La calle hierve. Nos cuece a fuego lento. Mi cabeza escurre aunque voy quieto. El bus que me lleva se mueve raudo, corcovea. Avanza sobre una pasarela escoltada por edificaciones de mediana estatura. Su aire acondicionado es fútil. Agradezco los ventanales enormes y limpios pues liberan la mirada. Sombras claras y charcos de sol se intercalan donde suceden las bocacalles. Fila de ajedrez intermitente. Voy al sur. Son las 4:15 de la tarde. Sé que los farallones me acompañan a la derecha, confirmo su presencia azulverdegris. Estoy rodeado.
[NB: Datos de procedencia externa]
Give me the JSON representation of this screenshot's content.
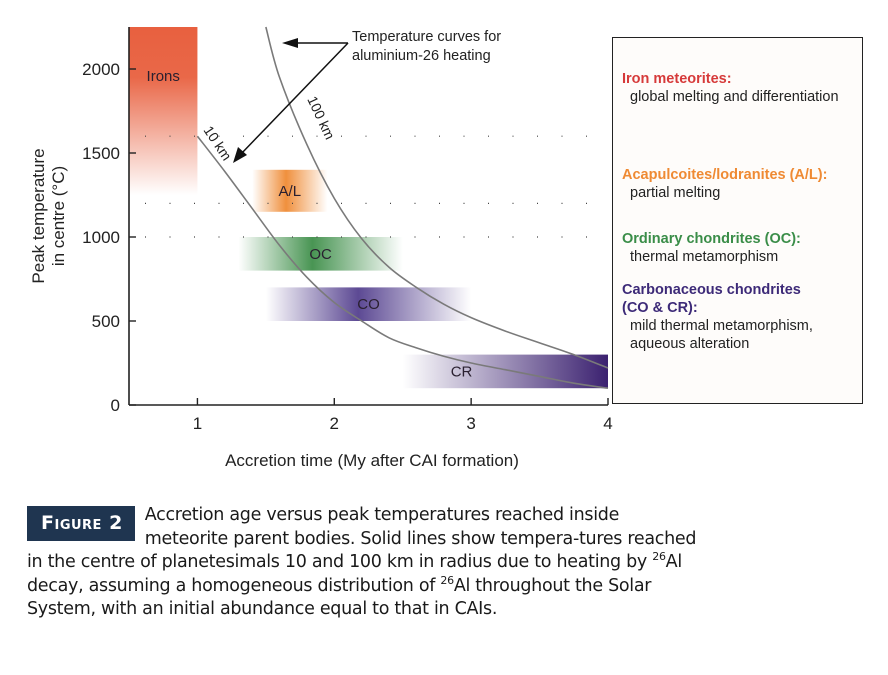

Quienes callan cuentan con su rostro lo que no podrían armar con sus voces. Creen saber donde van, calculan las distancias, estiran el tiempo, acentúan los ritmos. Extraigo esta idea de sus miradas. Los afanes les trazan líneas en la frente. Las bocas cerradas se mueven protagonistas en un teatro de audiencia semi distraída. Pocos se miran de frente. El soslayo se impone. Flota un miedo milenario, insondable. Silenciosos ruegos de un abrazo prolongado y firme. Somos historias sueltas apelmazadas en una lata de transporte urbano.
Al frente la ciudad me habla, me saca a flote.
Tu risa es el espejismo que reverbera en el horizonte. Hacia allí me dirijo.